Question 1. Custom FP decoding

Consider a simple floating‑point representation \( x = A \, (-1)^s \, c \, 2^e \), where the scale factor is \(A = 2^{-3}\). The fields are:

sign bit \(s\)
3‑bit unsigned exponent \(e\)
5‑bit mantissa \(c\), interpreted as an unsigned integer (no implicit leading 1)

The bits are packed with the sign bit first, followed by the exponent bits, then the mantissa bits. What decimal values are represented by the following bit patterns?

0 000 10000
1 011 11000
0 101 00101

Question 2. Custom FP encoding

Consider a custom floating-point format \[ \hat{x} = (-1)^s \left(1 + \frac{c}{2^p}\right) 2^{e - 4}, \] where:

\(s\) is a 1-bit sign (\(s \in \{0,1\}\)),
\(c\) is a \(p = 5\)-bit unsigned mantissa field (\(c \in \{0,\dots,31\}\)),
\(e\) is a 3-bit unsigned exponent field (\(e \in \{0,\dots,7\}\)).

For each real number \(x\) below, choose \(s\), \(c\), and \(e\) so that \(\hat{x}\) is as close as possible to \(x\). Give your final answers as \((s, c, e)\) and the corresponding \(\hat{x}\) in decimal.

\(x = 3.0\)
\(x = 0.5\)
\(x = -5.0\)
\(x = 1.3\)

Question 3. FixP linear approximation

You wish to approximate the floating‑point equation \[ y = a x + b \] using Qm.n fixed‑point arithmetic.

Let \(a = 0.3125\), \(b = -1.75\), and choose the format Q3.4 (3 integer bits including sign, 4 fractional bits).

Convert \(a\) and \(b\) into their Q3.4 integer representations.
Write SystemVerilog code that computes an approximation of \(y\) using only Q3.4 arithmetic.

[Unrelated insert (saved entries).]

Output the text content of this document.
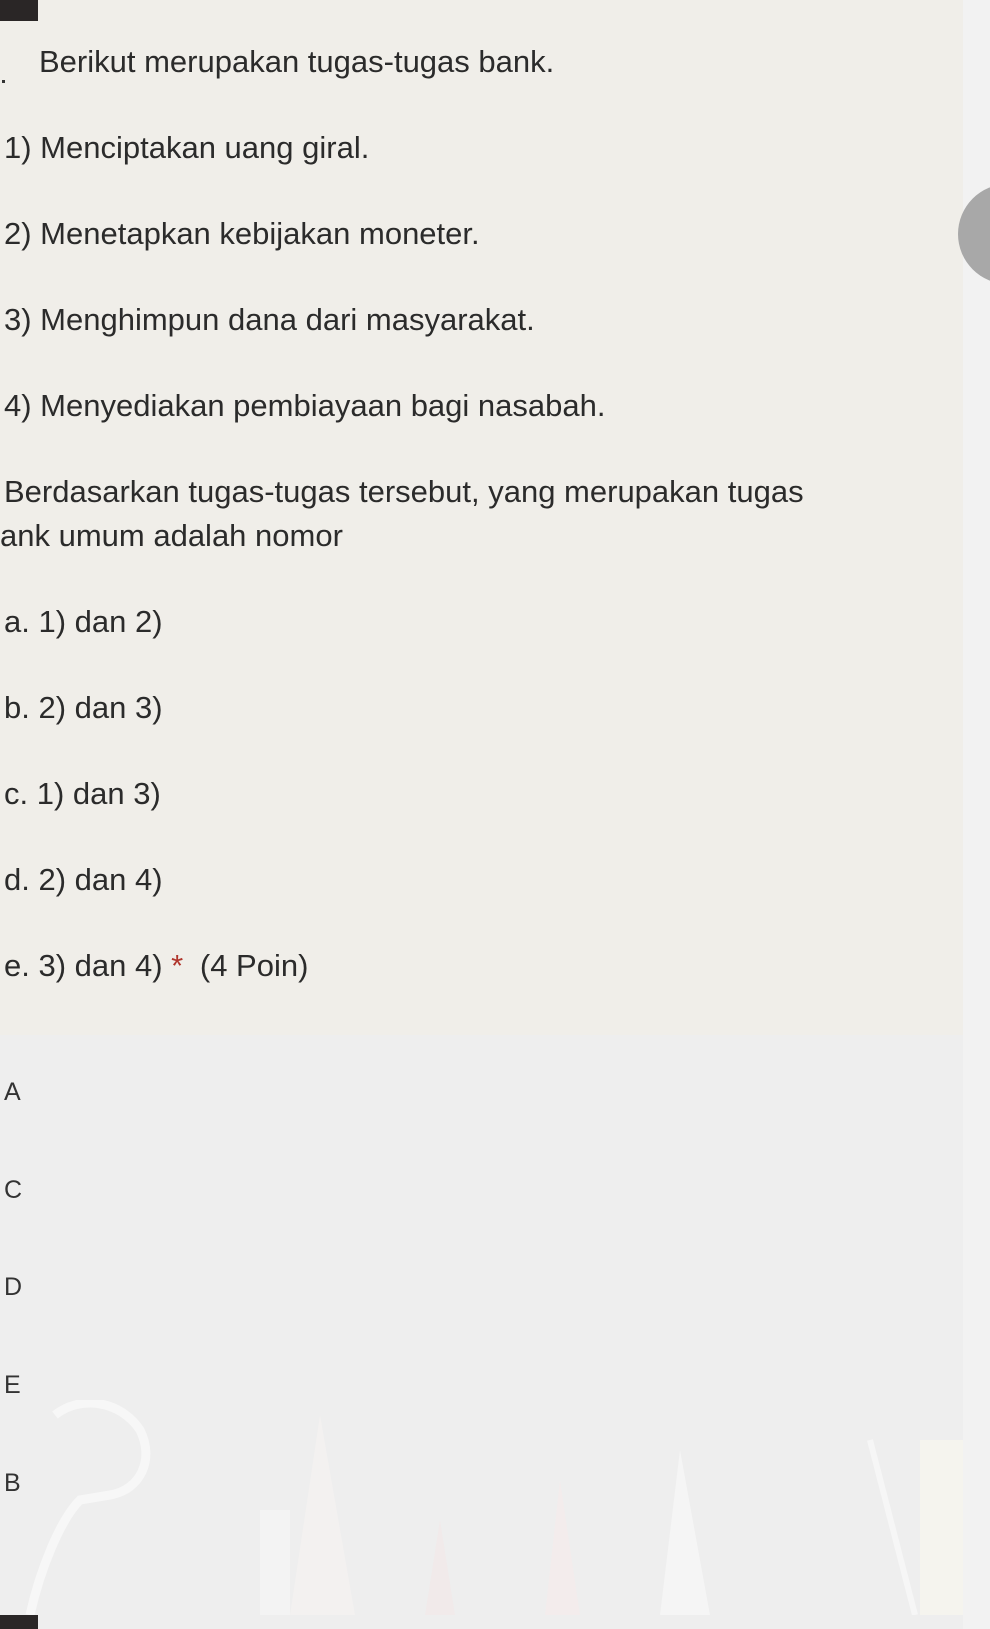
Berikut merupakan tugas-tugas bank.
1) Menciptakan uang giral.
2) Menetapkan kebijakan moneter.
3) Menghimpun dana dari masyarakat.
4) Menyediakan pembiayaan bagi nasabah.
Berdasarkan tugas-tugas tersebut, yang merupakan tugas
ank umum adalah nomor
a. 1) dan 2)
b. 2) dan 3)
c. 1) dan 3)
d. 2) dan 4)
e. 3) dan 4) * (4 Poin)
A
C
D
E
B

Question 4. FixedP mult with saturation

Write SystemVerilog code to implement the computation \[ y = a \cdot b \] where all variables (a, b, and y) are represented in Q5.4 format. Instead of truncating the result of the multiplication, perform saturation as follows:

Declare the variables with the appropriate bit widths.
Compute the product of a and b in an intermediate variable with full precision.
Then you can shift and saturate or saturate and shift to get back to Q5.4 format for the final variable y.